Developed by Estill Medical Technologies, Inc., the high-tech tool is the world's only blood and IV fluid infusion warmer that runs on batteries. It plays a critical role in saving lives by quickly helping to prevent a trauma victim's core body temperature from dropping to a hypothermic level.
"Our product is so effective that we've sold it to every branch of the U.S. military, helping to ensure a high standard of care for our forces," reports Jay Lopez, chief operating officer for the Texas-based company.
In the past, medics normally warmed an IV bag using their own body heat or a cumbersome AC-powered fluid warmer. With a Thermal Angel, medical staff members are able to infuse blood and IV fluids at a continuously regulated 38 degrees Celsius, thereby preventing fluid-induced hypothermia.

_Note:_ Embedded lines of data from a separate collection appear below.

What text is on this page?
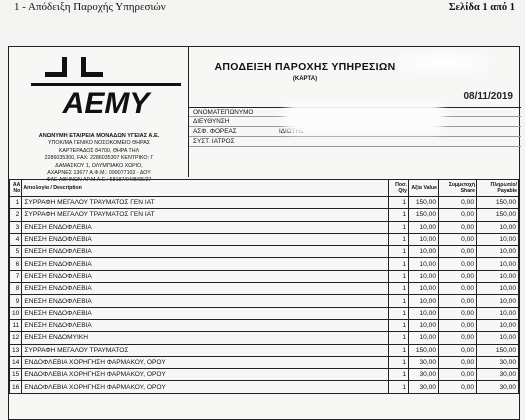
1 - Απόδειξη Παροχής Υπηρεσιών	Σελίδα 1 από 1
AEMY
ΑΝΩΝΥΜΗ ΕΤΑΙΡΕΙΑ ΜΟΝΑΔΩΝ ΥΓΕΙΑΣ Α.Ε.
ΥΠΟΚ/ΜΑ ΓΕΝΙΚΟ ΝΟΣΟΚΟΜΕΙΟ ΘΗΡΑΣ
ΚΑΡΤΕΡΑΔΟΣ 84700, ΘΗΡΑ ΤΗΛ
2286035300, FAX: 2286035307 ΚΕΝΤΡΙΚΟ: Γ
ΔΑΜΑΣΚΟΥ 1, ΟΛΥΜΠΙΑΚΟ ΧΩΡΙΟ,
ΑΧΑΡΝΕΣ 13677 Α.Φ.Μ.: 099077102 · ΔΟΥ
ΦΑΕ ΑΘΗΝΩΝ ΑΡ.Μ.Α.Ε.: 58187/04/Β/05/27
ΑΠΟΔΕΙΞΗ ΠΑΡΟΧΗΣ ΥΠΗΡΕΣΙΩΝ
(ΚΑΡΤΑ)
08/11/2019
ΟΝΟΜΑΤΕΠΩΝΥΜΟ
ΔΙΕΥΘΥΝΣΗ
ΑΣΦ. ΦΟΡΕΑΣ	ΙΔΙΩΤΗΣ
ΣΥΣΤ. ΙΑΤΡΟΣ
ΑΑ No	Αιτιολογία / Description	Ποσ. Qty	Αξία Value	Συμμετοχή Share	Πληρωτέο/ Payable
1	ΣΥΡΡΑΦΗ ΜΕΓΑΛΟΥ ΤΡΑΥΜΑΤΟΣ ΓΕΝ ΙΑΤ	1	150,00	0,00	150,00
2	ΣΥΡΡΑΦΗ ΜΕΓΑΛΟΥ ΤΡΑΥΜΑΤΟΣ ΓΕΝ ΙΑΤ	1	150,00	0,00	150,00
3	ΕΝΕΣΗ ΕΝΔΟΦΛΕΒΙΑ	1	10,00	0,00	10,00
4	ΕΝΕΣΗ ΕΝΔΟΦΛΕΒΙΑ	1	10,00	0,00	10,00
5	ΕΝΕΣΗ ΕΝΔΟΦΛΕΒΙΑ	1	10,00	0,00	10,00
6	ΕΝΕΣΗ ΕΝΔΟΦΛΕΒΙΑ	1	10,00	0,00	10,00
7	ΕΝΕΣΗ ΕΝΔΟΦΛΕΒΙΑ	1	10,00	0,00	10,00
8	ΕΝΕΣΗ ΕΝΔΟΦΛΕΒΙΑ	1	10,00	0,00	10,00
9	ΕΝΕΣΗ ΕΝΔΟΦΛΕΒΙΑ	1	10,00	0,00	10,00
10	ΕΝΕΣΗ ΕΝΔΟΦΛΕΒΙΑ	1	10,00	0,00	10,00
11	ΕΝΕΣΗ ΕΝΔΟΦΛΕΒΙΑ	1	10,00	0,00	10,00
12	ΕΝΕΣΗ ΕΝΔΟΜΥΙΚΗ	1	10,00	0,00	10,00
13	ΣΥΡΡΑΦΗ ΜΕΓΑΛΟΥ ΤΡΑΥΜΑΤΟΣ	1	150,00	0,00	150,00
14	ΕΝΔΟΦΛΕΒΙΑ ΧΟΡΗΓΗΣΗ ΦΑΡΜΑΚΟΥ, ΟΡΟΥ	1	30,00	0,00	30,00
15	ΕΝΔΟΦΛΕΒΙΑ ΧΟΡΗΓΗΣΗ ΦΑΡΜΑΚΟΥ, ΟΡΟΥ	1	30,00	0,00	30,00
16	ΕΝΔΟΦΛΕΒΙΑ ΧΟΡΗΓΗΣΗ ΦΑΡΜΑΚΟΥ, ΟΡΟΥ	1	30,00	0,00	30,00
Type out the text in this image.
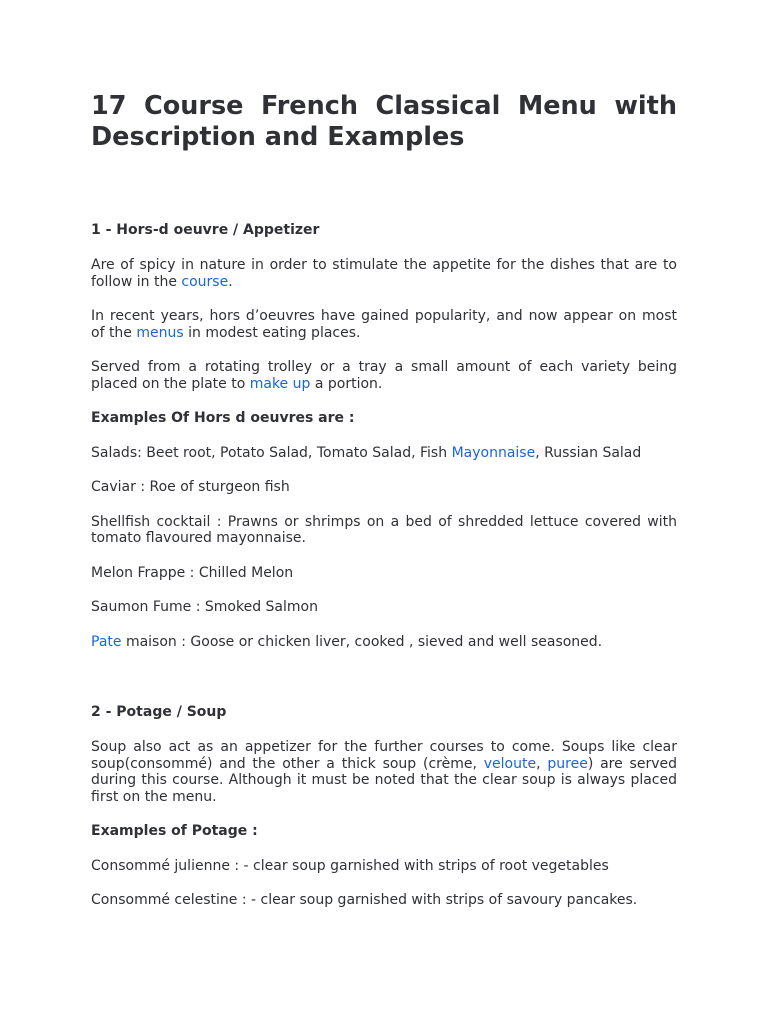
17 Course French Classical Menu with Description and Examples
1 - Hors-d oeuvre / Appetizer

Are of spicy in nature in order to stimulate the appetite for the dishes that are to follow in the course.

In recent years, hors d’oeuvres have gained popularity, and now appear on most of the menus in modest eating places.

Served from a rotating trolley or a tray a small amount of each variety being placed on the plate to make up a portion.

Examples Of Hors d oeuvres are :

Salads: Beet root, Potato Salad, Tomato Salad, Fish Mayonnaise, Russian Salad

Caviar : Roe of sturgeon fish

Shellfish cocktail : Prawns or shrimps on a bed of shredded lettuce covered with tomato flavoured mayonnaise.

Melon Frappe : Chilled Melon

Saumon Fume : Smoked Salmon

Pate maison : Goose or chicken liver, cooked , sieved and well seasoned.

2 - Potage / Soup

Soup also act as an appetizer for the further courses to come. Soups like clear soup(consommé) and the other a thick soup (crème, veloute, puree) are served during this course. Although it must be noted that the clear soup is always placed first on the menu.

Examples of Potage :

Consommé julienne : - clear soup garnished with strips of root vegetables

Consommé celestine : - clear soup garnished with strips of savoury pancakes.
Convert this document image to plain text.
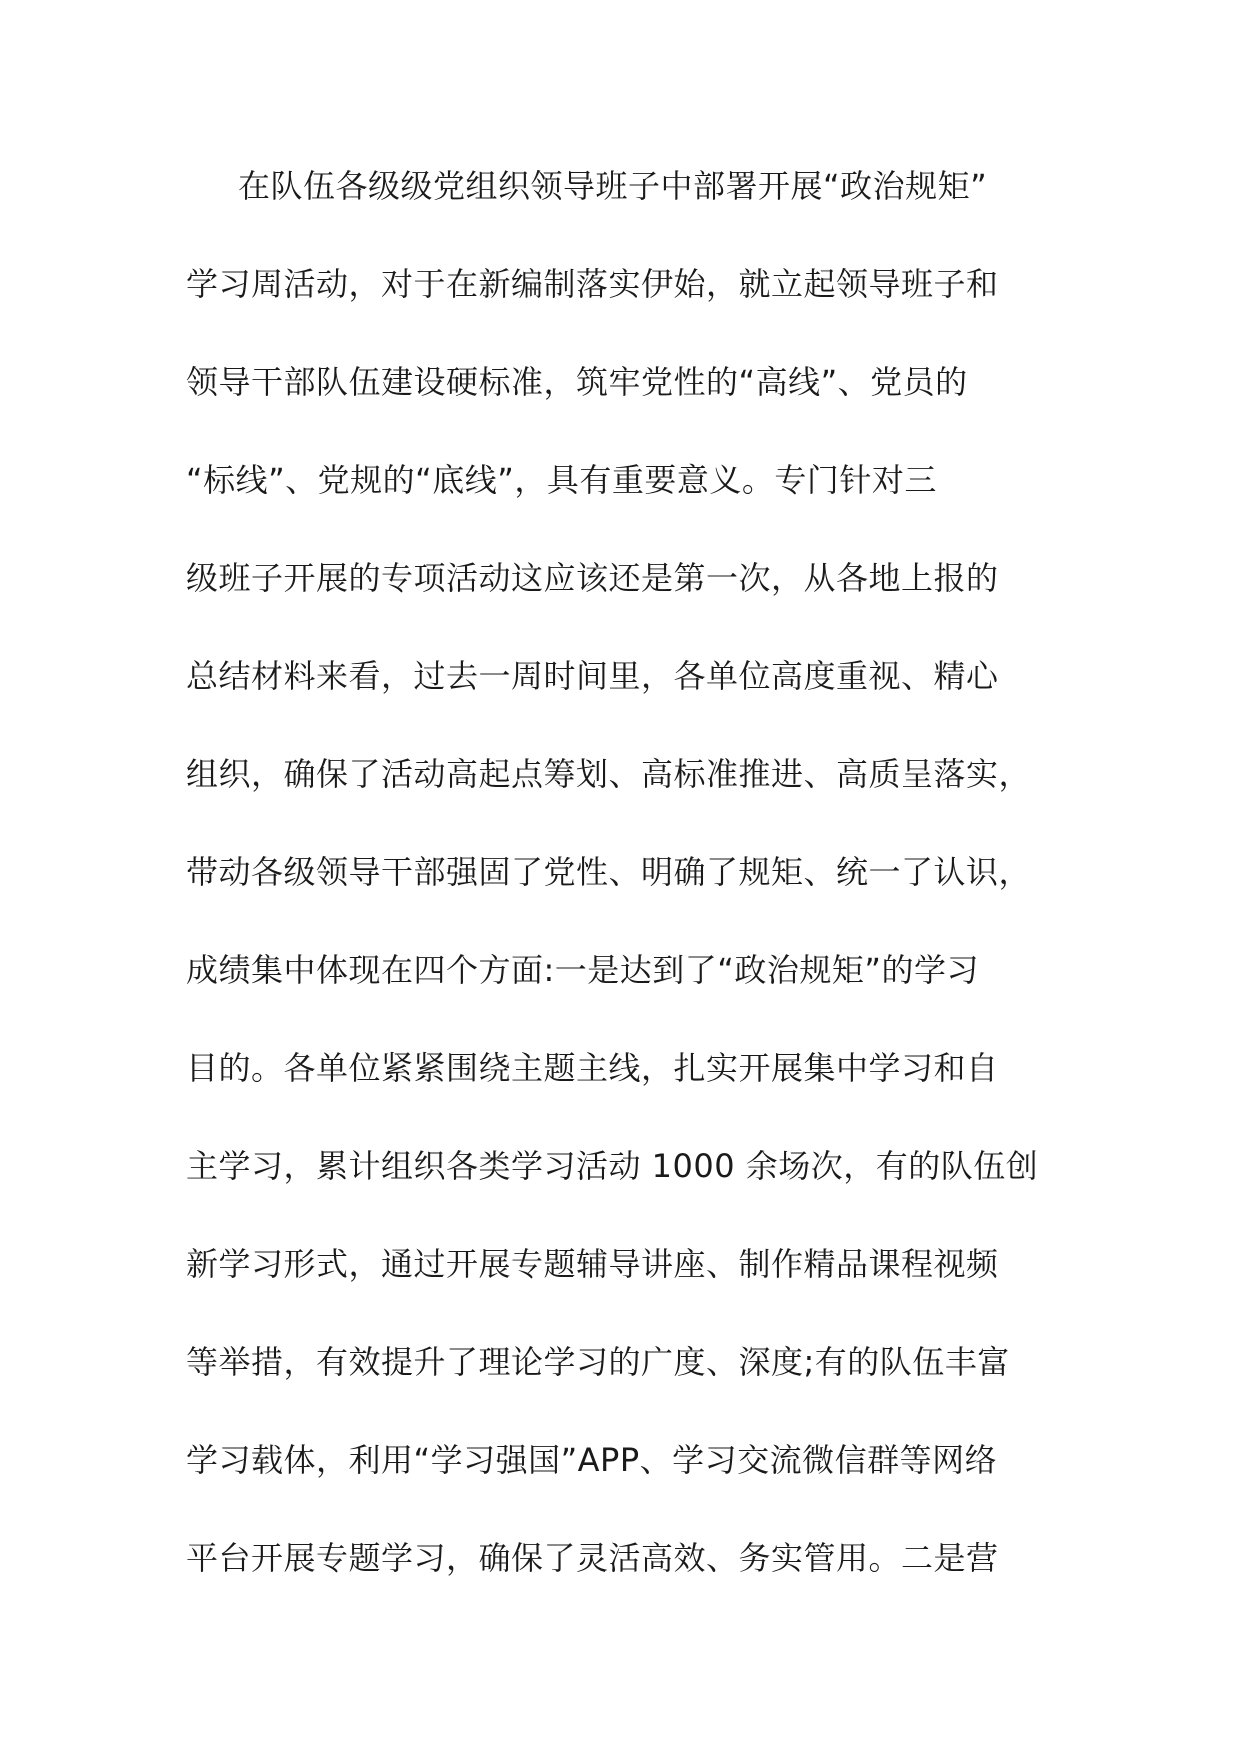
在队伍各级级党组织领导班子中部署开展“政治规矩”
学习周活动，对于在新编制落实伊始，就立起领导班子和
领导干部队伍建设硬标准，筑牢党性的“高线”、党员的
“标线”、党规的“底线”，具有重要意义。专门针对三
级班子开展的专项活动这应该还是第一次，从各地上报的
总结材料来看，过去一周时间里，各单位高度重视、精心
组织，确保了活动高起点筹划、高标准推进、高质呈落实，
带动各级领导干部强固了党性、明确了规矩、统一了认识，
成绩集中体现在四个方面:一是达到了“政治规矩”的学习
目的。各单位紧紧围绕主题主线，扎实开展集中学习和自
主学习，累计组织各类学习活动 1000 余场次，有的队伍创
新学习形式，通过开展专题辅导讲座、制作精品课程视频
等举措，有效提升了理论学习的广度、深度;有的队伍丰富
学习载体，利用“学习强国”APP、学习交流微信群等网络
平台开展专题学习，确保了灵活高效、务实管用。二是营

Fluid-induced hypothermia is a serious issue. "One problem in treatment of trauma patients is the loss of core body temperature. Use of the Thermal Angel eliminates one of the side-effects of cold IV fluid administration, and as a result may lead to the survival of some patients who might otherwise die," says Dr. Richard Clinchy III, chairman of the American College of Prehospital Medicine.
Disposable and lightweight (9 ounces), the Thermal Angel utilizes advanced technology which regulates temperature almost 5,000 times per second. It also requires only 30 seconds to set up and start delivering warm fluid in either a battlefield or commercial healthcare setting. As a result of the Thermal Angel's portability, it follows the patient from the initial point of injury, through transport, into ER and recovery for an uninterrupted continuum of care.
In addition to U.S. military installations around the world, the Thermal Angel is used by hospitals, emergency medical services (EMS) and flight services across the United States. To date, more than 80 countries have expressed interest in the Thermal Angel.